Aposense Ltd., a molecular imaging and drug development company, leading the translation of the science of apoptosis (programmed cell death) into clinical practice, today announced a collaboration with GlaxoSmithKline (GSK) to evaluate the potential of Aposense's PET tracer ML-10 in monitoring drug activity in clinical studies of cancer therapies. The project is intended to assess the contribution of ML-10 in accelerating clinical development of cancer therapies.

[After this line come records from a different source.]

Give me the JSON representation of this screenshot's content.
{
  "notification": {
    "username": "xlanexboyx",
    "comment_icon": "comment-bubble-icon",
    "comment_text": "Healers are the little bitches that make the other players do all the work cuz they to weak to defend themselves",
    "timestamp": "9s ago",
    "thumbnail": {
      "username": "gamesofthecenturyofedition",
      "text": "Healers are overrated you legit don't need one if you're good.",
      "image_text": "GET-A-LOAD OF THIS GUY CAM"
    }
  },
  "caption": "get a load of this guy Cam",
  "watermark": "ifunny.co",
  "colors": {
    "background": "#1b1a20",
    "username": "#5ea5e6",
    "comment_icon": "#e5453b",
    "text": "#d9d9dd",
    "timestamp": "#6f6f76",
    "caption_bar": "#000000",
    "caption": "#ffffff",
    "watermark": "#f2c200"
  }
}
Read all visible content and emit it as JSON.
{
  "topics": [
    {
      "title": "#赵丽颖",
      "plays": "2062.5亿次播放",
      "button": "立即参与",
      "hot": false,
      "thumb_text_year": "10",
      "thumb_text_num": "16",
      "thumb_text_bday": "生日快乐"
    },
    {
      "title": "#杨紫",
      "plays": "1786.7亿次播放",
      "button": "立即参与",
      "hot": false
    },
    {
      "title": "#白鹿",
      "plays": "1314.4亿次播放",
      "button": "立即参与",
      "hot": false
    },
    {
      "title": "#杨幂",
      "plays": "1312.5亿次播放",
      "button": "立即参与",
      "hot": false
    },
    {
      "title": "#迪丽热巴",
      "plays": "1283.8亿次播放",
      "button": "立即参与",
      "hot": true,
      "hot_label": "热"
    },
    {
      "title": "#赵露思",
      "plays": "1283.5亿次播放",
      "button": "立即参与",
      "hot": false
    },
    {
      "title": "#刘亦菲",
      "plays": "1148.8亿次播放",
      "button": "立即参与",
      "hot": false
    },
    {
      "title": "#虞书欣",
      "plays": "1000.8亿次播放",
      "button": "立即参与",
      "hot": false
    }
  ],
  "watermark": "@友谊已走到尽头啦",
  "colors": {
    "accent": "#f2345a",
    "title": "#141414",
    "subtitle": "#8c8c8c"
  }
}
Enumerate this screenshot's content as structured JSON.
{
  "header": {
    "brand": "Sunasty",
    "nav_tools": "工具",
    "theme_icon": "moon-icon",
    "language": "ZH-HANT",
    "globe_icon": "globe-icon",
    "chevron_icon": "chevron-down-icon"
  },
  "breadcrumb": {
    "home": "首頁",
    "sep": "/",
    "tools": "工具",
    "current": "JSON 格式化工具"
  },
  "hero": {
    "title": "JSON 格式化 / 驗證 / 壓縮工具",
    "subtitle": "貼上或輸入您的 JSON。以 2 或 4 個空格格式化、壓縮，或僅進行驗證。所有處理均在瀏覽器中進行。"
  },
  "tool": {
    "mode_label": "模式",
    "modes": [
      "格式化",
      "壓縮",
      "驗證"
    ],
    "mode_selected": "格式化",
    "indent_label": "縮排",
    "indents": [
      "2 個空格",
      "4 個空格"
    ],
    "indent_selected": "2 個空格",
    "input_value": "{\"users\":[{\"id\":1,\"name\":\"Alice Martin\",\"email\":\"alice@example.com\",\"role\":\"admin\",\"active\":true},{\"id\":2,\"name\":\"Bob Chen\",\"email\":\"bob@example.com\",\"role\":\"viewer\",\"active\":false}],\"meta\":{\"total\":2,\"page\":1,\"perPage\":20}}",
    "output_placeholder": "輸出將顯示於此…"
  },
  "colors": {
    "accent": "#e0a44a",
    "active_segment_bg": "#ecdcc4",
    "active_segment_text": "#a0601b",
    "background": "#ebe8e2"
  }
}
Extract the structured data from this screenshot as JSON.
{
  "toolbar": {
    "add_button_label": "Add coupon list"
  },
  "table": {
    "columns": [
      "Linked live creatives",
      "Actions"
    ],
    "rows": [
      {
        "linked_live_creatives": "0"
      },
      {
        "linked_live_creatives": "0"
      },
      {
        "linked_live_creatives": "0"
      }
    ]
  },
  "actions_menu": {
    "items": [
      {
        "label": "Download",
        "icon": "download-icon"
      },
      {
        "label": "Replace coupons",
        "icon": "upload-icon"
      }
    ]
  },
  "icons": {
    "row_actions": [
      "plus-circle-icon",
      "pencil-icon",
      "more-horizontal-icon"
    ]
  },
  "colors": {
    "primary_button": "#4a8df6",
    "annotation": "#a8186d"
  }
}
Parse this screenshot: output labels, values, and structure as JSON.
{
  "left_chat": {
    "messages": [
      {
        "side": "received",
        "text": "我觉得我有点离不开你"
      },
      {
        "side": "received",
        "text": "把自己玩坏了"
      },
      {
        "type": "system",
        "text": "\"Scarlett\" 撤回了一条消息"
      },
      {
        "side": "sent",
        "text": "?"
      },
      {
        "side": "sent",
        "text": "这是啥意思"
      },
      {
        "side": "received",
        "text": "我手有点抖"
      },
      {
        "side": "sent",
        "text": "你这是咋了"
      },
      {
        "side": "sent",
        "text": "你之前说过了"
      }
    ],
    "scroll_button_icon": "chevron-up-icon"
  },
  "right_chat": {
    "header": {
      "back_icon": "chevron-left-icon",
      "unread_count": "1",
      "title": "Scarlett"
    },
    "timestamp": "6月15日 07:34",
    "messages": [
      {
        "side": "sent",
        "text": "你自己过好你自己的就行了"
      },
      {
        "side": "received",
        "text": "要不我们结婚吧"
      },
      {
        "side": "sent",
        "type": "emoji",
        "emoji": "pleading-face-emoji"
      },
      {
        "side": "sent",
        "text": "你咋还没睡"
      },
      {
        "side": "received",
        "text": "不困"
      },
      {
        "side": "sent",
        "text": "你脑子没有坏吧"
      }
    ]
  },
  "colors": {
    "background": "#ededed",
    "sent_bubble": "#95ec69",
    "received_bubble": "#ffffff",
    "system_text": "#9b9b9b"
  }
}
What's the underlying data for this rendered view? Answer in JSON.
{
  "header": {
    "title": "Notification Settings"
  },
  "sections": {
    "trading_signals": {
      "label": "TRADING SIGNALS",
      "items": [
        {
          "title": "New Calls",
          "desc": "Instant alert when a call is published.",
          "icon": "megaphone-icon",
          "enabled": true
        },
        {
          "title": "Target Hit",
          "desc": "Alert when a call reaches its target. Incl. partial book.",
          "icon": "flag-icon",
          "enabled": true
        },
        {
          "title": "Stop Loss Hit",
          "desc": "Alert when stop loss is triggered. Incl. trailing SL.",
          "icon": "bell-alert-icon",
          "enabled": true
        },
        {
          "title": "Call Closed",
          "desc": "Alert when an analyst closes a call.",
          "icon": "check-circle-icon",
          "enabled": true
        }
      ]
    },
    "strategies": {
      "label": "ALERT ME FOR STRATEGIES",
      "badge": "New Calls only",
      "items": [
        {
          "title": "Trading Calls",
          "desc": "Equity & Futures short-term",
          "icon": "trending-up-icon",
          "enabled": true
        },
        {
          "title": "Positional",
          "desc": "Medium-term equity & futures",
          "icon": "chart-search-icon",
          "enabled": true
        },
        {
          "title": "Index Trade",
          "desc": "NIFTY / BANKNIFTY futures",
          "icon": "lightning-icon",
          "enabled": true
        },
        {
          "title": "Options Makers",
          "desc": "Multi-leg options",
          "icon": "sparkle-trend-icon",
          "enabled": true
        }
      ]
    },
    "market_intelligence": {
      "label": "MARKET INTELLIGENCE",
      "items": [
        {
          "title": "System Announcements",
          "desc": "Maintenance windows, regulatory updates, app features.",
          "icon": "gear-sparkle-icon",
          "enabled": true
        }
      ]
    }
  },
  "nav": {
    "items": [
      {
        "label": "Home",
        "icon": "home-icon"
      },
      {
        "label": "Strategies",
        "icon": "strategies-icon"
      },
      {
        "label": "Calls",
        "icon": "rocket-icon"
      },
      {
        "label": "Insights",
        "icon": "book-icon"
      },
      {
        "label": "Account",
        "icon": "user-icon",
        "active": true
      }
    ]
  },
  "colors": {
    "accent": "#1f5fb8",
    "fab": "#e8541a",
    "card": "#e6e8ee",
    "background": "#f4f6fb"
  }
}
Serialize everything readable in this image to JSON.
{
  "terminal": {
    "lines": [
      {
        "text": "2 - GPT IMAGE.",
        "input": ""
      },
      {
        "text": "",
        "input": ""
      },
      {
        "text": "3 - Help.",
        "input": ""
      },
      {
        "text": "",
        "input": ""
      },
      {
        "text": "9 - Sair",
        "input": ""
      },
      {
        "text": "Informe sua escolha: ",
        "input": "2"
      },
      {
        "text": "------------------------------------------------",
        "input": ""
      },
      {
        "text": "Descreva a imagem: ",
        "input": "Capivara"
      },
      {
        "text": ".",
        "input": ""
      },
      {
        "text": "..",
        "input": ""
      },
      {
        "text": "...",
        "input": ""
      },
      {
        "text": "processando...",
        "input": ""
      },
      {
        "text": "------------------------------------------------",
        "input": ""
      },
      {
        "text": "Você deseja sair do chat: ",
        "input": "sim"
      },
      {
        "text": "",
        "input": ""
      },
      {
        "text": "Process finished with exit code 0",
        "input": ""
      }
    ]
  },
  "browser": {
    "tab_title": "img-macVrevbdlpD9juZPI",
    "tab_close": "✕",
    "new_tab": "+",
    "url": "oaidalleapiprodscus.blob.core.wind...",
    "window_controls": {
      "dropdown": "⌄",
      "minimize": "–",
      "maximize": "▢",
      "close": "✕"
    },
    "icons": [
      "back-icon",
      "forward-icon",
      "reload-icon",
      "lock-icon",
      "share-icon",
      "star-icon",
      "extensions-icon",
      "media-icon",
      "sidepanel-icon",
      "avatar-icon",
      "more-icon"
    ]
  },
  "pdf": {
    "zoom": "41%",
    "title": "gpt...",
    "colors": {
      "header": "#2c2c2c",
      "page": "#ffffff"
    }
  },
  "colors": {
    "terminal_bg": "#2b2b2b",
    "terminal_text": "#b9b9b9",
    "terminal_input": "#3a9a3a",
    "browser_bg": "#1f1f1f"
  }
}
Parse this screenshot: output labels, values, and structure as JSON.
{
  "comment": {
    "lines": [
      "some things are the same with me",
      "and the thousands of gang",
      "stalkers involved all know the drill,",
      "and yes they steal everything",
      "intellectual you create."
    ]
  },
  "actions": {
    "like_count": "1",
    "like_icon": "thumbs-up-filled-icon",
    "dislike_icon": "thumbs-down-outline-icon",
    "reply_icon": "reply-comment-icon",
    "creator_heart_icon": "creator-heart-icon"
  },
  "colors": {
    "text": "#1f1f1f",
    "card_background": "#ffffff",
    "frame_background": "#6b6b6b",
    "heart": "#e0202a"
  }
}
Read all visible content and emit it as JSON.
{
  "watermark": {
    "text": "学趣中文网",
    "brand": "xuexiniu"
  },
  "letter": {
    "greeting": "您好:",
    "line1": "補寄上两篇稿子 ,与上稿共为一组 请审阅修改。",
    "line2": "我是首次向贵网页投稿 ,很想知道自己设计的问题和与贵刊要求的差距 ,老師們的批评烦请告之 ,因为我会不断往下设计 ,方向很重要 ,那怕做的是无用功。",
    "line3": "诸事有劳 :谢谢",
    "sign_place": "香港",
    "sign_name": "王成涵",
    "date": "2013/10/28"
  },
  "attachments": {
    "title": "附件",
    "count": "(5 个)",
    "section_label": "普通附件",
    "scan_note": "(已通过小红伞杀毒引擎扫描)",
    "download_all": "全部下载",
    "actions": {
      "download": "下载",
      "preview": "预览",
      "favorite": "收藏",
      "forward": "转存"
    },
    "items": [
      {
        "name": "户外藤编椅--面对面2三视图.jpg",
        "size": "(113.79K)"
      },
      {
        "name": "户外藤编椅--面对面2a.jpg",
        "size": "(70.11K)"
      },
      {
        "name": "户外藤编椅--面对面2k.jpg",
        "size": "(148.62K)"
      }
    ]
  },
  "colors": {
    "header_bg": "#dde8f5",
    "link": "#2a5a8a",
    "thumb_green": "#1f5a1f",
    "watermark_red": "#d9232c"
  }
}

"We are pleased to be working with GSK and view this collaboration as another important step towards making molecular imaging of apoptosis available to noninvasively monitor and potentially personalize anti-cancer therapy," said Yoram Ashery, CEO of Aposense. "Imaging drug activity in patients and early assessment of its biological effect may help accelerate the development of cancer therapies and reduce development costs."
The increase in costs of developing a new oncology drug today, which are estimated at US$1.7 billion or more, has been driven mainly by the rising cost of clinical trials and high-attrition rates between phase I trials and approval. Improving the efficiency of this long and expensive process is inhibited in-part by the lag-time for assessing drug effect with current methods, and the lack of biological information on pharmacological activity of new agents in vivo.
Molecular imaging has recently been recognized as a potential answer to this challenge, due to its ability to non-invasively detect and visualize biological processes in vivo. The Aposense ML-10 probe has great promise for directly addressing these challenges by imaging apoptosis (programmed cell death), a biological process intrinsic to the mechanism of many anti-cancer therapies.
The initial term of the nonexclusive collaboration is for two years and can be extended on certain conditions. Financial terms were not disclosed.